John Gorton: He Did it His Way
by Ian Hancock
Sydney, Hodder, 2002, pp. 406 and index.
Between Sir Robert Menzies and Mr. John Howard the Liberal Party produced a series of Prime Ministers who will not be looked back on with pride. Holt, Gorton, McMahon and Fraser proved to fall far short in their capacities for what was required of a Prime Minister; and of these by no means the least controversial was the supreme egotist, John Gorton.
This biography of Gorton was written by Ian Hancock, a historian from the Australian National University. Hancock has one of the better reputations of Australian historians, and his biography reveals much diligence. It is well researched and adequately end-noted. Hancock comments, “This is an authorised and commissioned biography, written while I was a member of Sir John Gorton’s staff.” He correctly notes that his book is not a hagiography, but it is evident that he has taken an unduly sympathetic attitude towards his subject. Authorised biographies are always difficult, and seem almost invariably to be too prejudiced in favour of the person in question. This must generally be accounted as unfortunate: it has in fact led to a recent crop of misleading works, often written by journalists and partisan supporters.

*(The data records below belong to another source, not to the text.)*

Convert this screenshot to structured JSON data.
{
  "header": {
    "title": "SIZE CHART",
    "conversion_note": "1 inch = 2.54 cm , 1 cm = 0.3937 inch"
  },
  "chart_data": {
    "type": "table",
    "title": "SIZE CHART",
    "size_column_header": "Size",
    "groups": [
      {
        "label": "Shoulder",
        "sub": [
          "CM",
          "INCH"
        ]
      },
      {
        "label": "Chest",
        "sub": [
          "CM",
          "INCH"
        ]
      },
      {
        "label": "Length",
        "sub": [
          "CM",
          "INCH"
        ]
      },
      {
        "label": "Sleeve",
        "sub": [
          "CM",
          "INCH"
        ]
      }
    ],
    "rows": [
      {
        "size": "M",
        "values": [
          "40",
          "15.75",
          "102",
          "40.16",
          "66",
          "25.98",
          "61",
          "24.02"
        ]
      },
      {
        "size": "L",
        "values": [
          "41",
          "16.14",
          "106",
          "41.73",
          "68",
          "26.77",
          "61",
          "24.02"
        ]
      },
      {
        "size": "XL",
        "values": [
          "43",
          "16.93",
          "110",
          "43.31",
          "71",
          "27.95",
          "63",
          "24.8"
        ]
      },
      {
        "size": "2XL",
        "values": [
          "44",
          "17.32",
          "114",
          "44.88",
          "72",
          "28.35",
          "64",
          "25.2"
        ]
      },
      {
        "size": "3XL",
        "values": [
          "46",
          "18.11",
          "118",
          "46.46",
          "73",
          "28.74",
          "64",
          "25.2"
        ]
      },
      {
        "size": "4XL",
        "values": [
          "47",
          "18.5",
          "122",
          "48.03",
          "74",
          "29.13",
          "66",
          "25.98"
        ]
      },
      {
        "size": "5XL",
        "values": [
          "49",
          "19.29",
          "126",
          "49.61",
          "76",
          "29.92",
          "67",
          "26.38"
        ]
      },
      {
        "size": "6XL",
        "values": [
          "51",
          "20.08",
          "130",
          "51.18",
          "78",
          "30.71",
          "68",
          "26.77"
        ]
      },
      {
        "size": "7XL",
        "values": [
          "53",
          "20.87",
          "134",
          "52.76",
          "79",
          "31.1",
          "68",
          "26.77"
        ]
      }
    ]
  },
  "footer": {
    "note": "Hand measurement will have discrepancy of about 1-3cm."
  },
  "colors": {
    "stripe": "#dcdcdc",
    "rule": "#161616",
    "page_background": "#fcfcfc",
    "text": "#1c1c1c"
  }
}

Hancock is certainly correct in emphasising Gorton’s attitude, “I did it my way”. For example, when Gorton became Prime Minister in 1968 he appointed as his Principal Private Secretary Ms. Ainsley Gotto, a very young and attractive woman, whose personality was such that many senior public servants had difficulty in dealing with her. He also appointed Lenox Hewitt as the Secretary of the Prime Minister’s Department. The latter had an abrasive personality, and again relations between the Prime Minister’s Office and other senior public servants suffered.
Perhaps by reason of his competitive personality and his sexual feelings, he preferred the company of women to that of men. (Hancock suggests unwisely that this was so because Gorton “realised that they were more intelligent and more interesting than men”, thus himself not distinguishing properly between the differing qualities of male and female intelligences.) A revealing episode (which fully illustrates Gorton’s poor character) occurred when on the evening of 1 November 1968 Gorton was awaited by the American Ambassador at his Embassy. Having been consuming alcohol for some hours, Gorton eventually arrived at the Embassy, long after midnight and perhaps as late as 2 a.m., in the company of an attractive 19-year-old journalist, Ms. Geraldine Willesee. At the Embassy he spent a long time sitting at one end of the room with Ms. Willesee “in private conversation to the exclusion of the Ambassador”, and discussed, amongst other things, the private fact that “he wanted to withdraw Australian forces from South Vietnam but was prevented by party policy from doing so”. Later Don Willesee, Geraldine’s father, was to accuse Gorton “of lying in claiming Geraldine had asked him for a lift when he had offered to give her a ride home”.
During Gorton’s Prime-ministership he was not only criticised extensively in the press but also received diminishing support amongst his own back-bench. Eventually, on 10 March 1971, a vote of confidence in Gorton was tied in the party room 33-all. Knowing that his leadership was finished Gorton delivered a casting vote against himself, but, with characteristic inappropriateness, stood for and was elected to the position of deputy leader under McMahon.
Unfortunately what is not clear from Hancock’s account are the full reasons for the increasing lack of confidence in Gorton which led to his removal. Hancock refers to the personal ambitions of some of those who voted against Gorton. But of course in politics personal ambition is a general phenomenon, and it is important to understand how Gorton came so soon to be an object of general criticism and distrust and to lose respect. Hancock has provided an efficient case for the defence. But it is also important that Gorton’s failings be full explained, and this had not been done adequately.